L'intérêt de l'ouvrage de Jean-Michel THOMAS est tout d'abord de présenter les données traditionnelles de la philologie espagnole avec une clarté remarquable, qui aidera amplement les non latinistes à bien comprendre l'évolution du latin en Ibérie depuis vingt siècles.
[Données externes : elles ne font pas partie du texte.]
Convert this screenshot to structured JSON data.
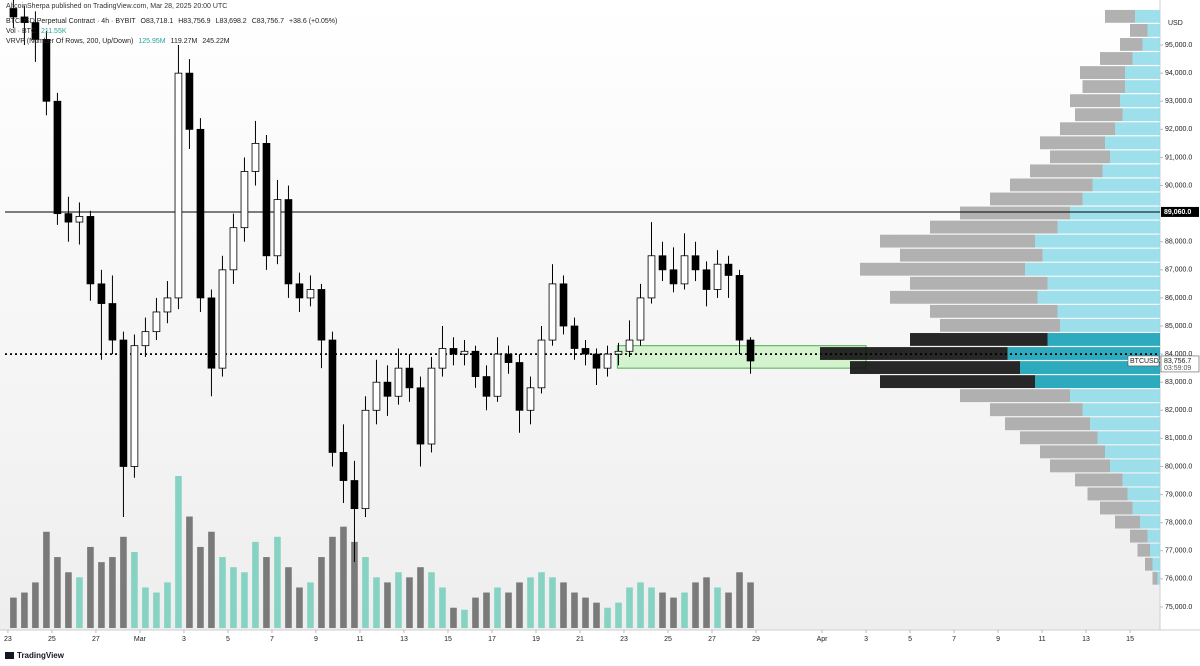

Pour se démarquer des ouvrages déjà existants sur le sujet, l'auteur a pris l'heureuse initiative de compléter l'exposé des lois générales de la philologie espagnole par des références aux plus récentes découvertes de la linguistique contemporaine dans les domaines de la phonologie et de la sémiologie.
Au moment qui convient, Jean-Michel THOMAS a également su donner à son exposé une dimension européenne, en mettant en évidence l'universalité des lois phonétiques par de nombreuses références à d'autres langues, latines ou non, de sorte que sans être un traité de linguistique générale, cet ouvrage invite le lecteur à sortir du cadre étroit de l'étude d'une langue précise, sans nier l'originalité et l'intérêt porté spécialement ici au castillan.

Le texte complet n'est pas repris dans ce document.